Prosegue da:
Capitolo Uno
Capitolo Due
Capitolo Tre
2013 – Il centro del mondo
Due biciclette legate lungo la riva del lago si godono un meritato riposo; le catene, unte di grasso giusto questa mattina, sono ormai ricoperte di polvere e terra.
Non lontani, invece, i due ciclisti si rincorrono ancora, nessuno dei due vuole essere il primo a mollare.
Marc non è ancora stanco, ma vede chiaramente che a tener su Lenore è rimasto soltanto l’orgoglio: quella ragazzina presuntuosa si farebbe venire un infarto piuttosto che dargliela vinta.
Dopo l’ennesimo ruzzolone nell’erba finge di non farcela più e, afferrata Lenore per un braccio, se la tira dietro. Non ha alcuna intenzione di finire la serata all’ospedale per colpa della sua testa dura.
E poi sono ore che ha una voglia matta di starle vicino.
A pancia all’aria guardano le nuvole continuare il loro gioco — Le vedi Marc? Loro mica si fermano mai.

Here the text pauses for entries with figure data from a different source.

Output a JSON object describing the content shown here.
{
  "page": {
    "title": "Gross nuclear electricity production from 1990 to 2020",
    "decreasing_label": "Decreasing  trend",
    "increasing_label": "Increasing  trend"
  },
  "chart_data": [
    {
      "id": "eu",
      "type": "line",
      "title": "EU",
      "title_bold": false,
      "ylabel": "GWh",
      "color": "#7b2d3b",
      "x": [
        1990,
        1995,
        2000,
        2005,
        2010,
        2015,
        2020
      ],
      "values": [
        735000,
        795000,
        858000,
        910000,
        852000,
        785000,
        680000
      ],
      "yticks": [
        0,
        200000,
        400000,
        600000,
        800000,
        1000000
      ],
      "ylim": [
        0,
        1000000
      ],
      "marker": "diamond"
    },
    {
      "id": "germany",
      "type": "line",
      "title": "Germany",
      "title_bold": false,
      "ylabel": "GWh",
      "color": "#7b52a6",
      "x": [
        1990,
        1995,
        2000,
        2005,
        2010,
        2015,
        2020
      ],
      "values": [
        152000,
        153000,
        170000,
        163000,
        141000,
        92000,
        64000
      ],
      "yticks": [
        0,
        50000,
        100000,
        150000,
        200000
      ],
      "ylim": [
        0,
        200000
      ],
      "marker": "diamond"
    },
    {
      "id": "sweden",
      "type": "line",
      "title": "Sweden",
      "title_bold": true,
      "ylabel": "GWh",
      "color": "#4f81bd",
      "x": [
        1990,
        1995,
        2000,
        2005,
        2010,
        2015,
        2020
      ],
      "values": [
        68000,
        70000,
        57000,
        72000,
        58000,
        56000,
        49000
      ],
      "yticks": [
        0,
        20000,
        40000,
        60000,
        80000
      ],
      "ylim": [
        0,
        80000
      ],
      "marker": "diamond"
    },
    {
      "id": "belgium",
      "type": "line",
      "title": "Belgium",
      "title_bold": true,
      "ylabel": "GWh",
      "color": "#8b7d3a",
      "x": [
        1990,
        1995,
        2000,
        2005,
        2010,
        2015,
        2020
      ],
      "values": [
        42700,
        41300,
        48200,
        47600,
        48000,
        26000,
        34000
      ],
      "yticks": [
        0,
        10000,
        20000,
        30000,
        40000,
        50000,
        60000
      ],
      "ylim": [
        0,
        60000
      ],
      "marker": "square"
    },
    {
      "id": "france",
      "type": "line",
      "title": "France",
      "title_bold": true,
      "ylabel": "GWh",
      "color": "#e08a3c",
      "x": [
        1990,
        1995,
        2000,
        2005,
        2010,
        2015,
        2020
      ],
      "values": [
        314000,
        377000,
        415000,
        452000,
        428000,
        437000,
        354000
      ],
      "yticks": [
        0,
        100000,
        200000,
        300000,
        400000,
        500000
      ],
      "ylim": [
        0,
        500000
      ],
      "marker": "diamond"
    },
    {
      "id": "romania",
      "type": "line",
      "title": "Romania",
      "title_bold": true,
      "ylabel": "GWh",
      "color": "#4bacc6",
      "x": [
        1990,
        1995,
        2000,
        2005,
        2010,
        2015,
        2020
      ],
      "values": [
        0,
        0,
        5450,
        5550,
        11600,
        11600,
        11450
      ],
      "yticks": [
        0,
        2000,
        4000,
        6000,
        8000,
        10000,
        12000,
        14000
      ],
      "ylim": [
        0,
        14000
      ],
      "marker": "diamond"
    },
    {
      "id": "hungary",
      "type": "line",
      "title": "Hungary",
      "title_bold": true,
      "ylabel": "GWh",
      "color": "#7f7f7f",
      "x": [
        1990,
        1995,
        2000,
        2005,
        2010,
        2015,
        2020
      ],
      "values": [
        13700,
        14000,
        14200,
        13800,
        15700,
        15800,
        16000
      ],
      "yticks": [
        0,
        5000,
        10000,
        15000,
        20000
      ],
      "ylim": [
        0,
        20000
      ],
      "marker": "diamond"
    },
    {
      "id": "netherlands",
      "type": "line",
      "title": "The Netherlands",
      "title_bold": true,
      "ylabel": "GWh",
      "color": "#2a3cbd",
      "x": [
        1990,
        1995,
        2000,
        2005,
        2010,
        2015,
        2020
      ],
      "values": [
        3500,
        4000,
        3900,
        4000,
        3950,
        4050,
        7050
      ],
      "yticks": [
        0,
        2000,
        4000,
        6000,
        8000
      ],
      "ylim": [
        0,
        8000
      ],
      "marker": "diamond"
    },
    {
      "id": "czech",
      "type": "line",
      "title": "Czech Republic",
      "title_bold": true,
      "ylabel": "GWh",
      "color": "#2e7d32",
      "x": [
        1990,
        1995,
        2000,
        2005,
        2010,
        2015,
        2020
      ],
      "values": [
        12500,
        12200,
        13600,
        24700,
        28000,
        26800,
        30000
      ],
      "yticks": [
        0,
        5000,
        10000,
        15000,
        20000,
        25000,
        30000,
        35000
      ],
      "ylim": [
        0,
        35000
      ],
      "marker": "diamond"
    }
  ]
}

Anche quando si raggiungono, sono sempre pronte a separarsi per ricominciare da capo.
Lo dice con così tanta ingenuità e leggerezza che Marc non riesce a capire se sta parlando della loro relazione o soltanto delle nuvole, decide di restare neutrale — D’altronde è piuttosto semplice quando sei una nuvola no?

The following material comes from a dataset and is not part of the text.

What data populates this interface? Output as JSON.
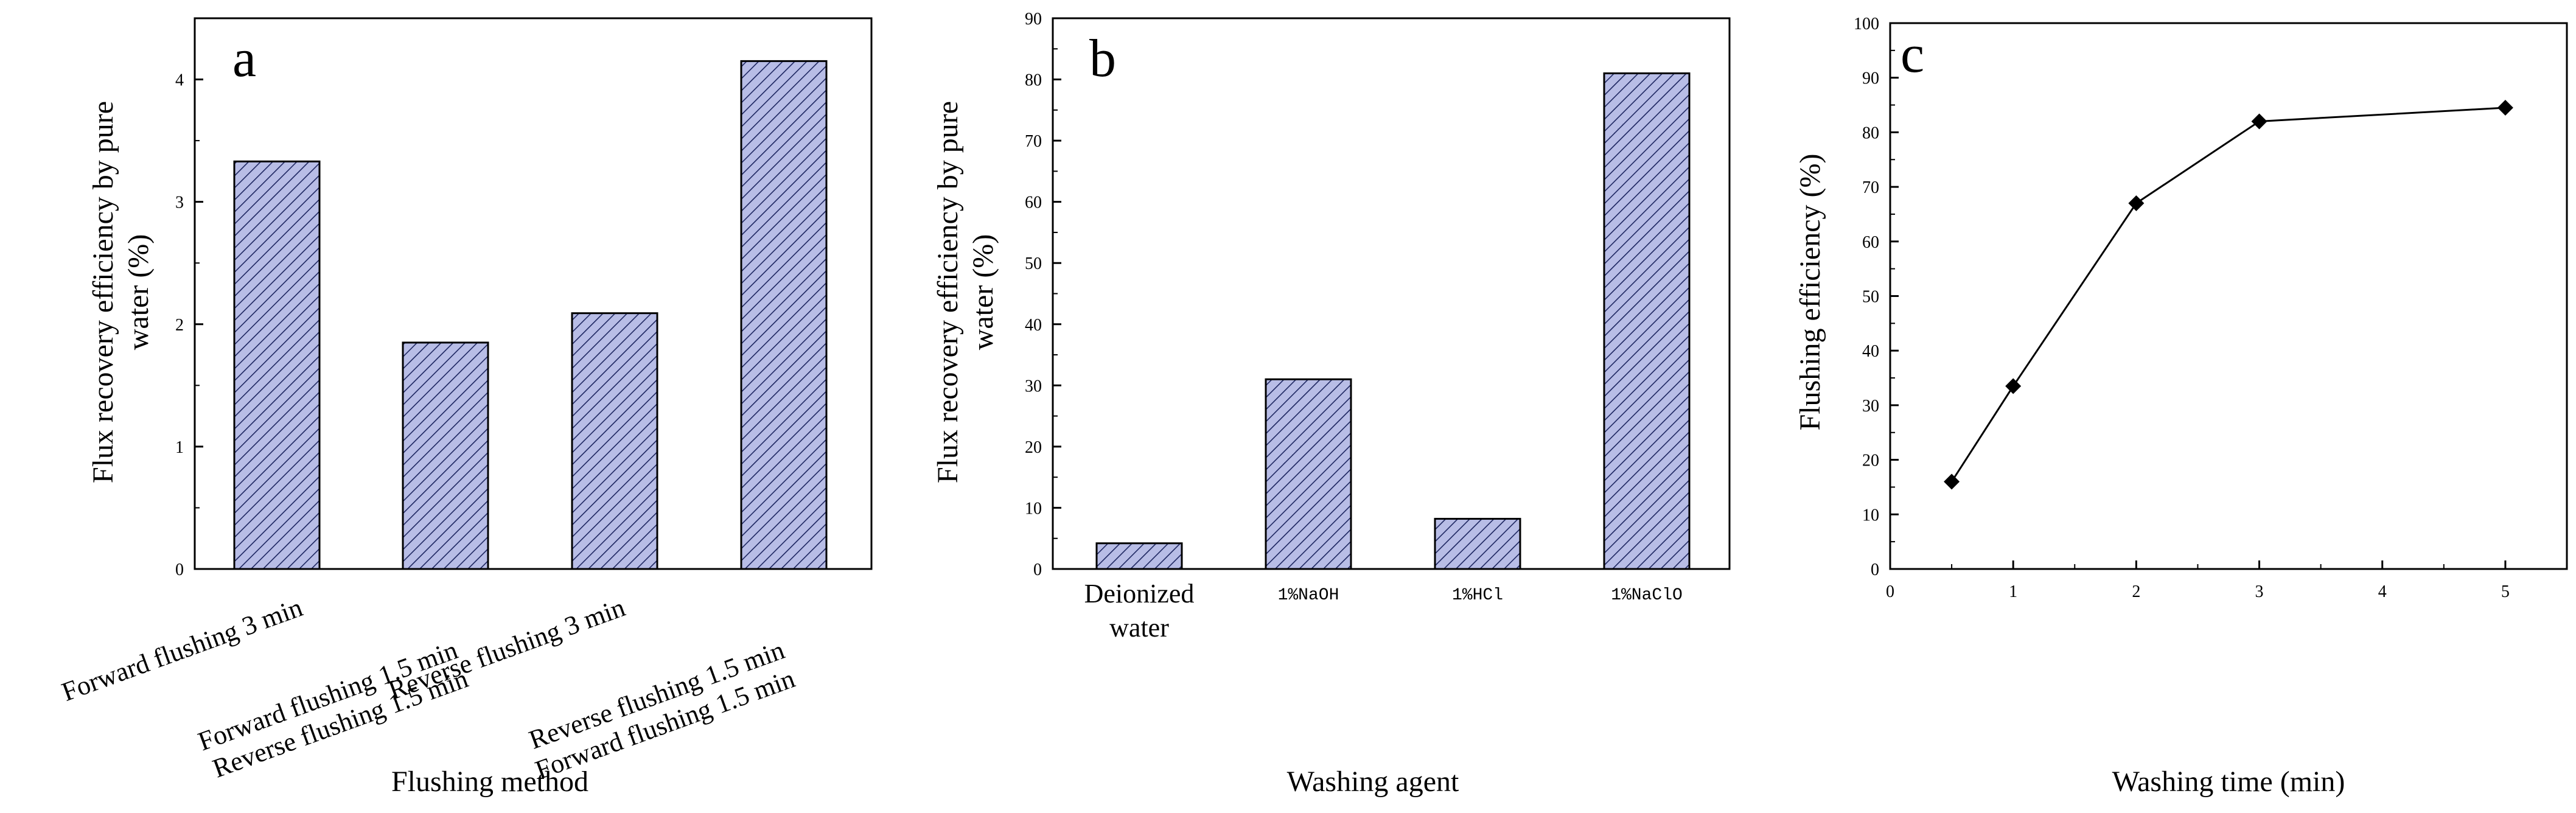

Lenore sta esplorando con le dita una ad una le rughe delle mani di Marc, si sofferma a lungo sulla sua cicatrice, ma passa oltre senza fare domande.
Lui è un po’ che la fissa senza farsi notare — Polvere e sudore sono ingredienti fondamentali della bellezza.
Gli scappa dalla bocca senza volerlo, non è bravo a tenersi in testa quel che pensa.
Lenore si gira e lo scruta, incuriosita dal suo strano modo di rompere un lungo silenzio.
Dopo avergli attentamente letto negli occhi gli lancia un sorriso di quelli che solo i bambini riescono a fare.
Marc accusa il colpo, qualcosa dentro di lui va in frantumi — E tu sei un ingrediente fondamentale per la mia felicità.
Quel cretino l’ha fatto di nuovo, deve aver perso totalmente il controllo: il gioco per lui è finito, non ci sono più strategie.
Lenore capisce che non ha più nulla da temere e accorcia, rotolando nell’erba, la poca distanza che ancora li separava.
Gli si stringe addosso — Non mi va più di giocare a fare la nuvola.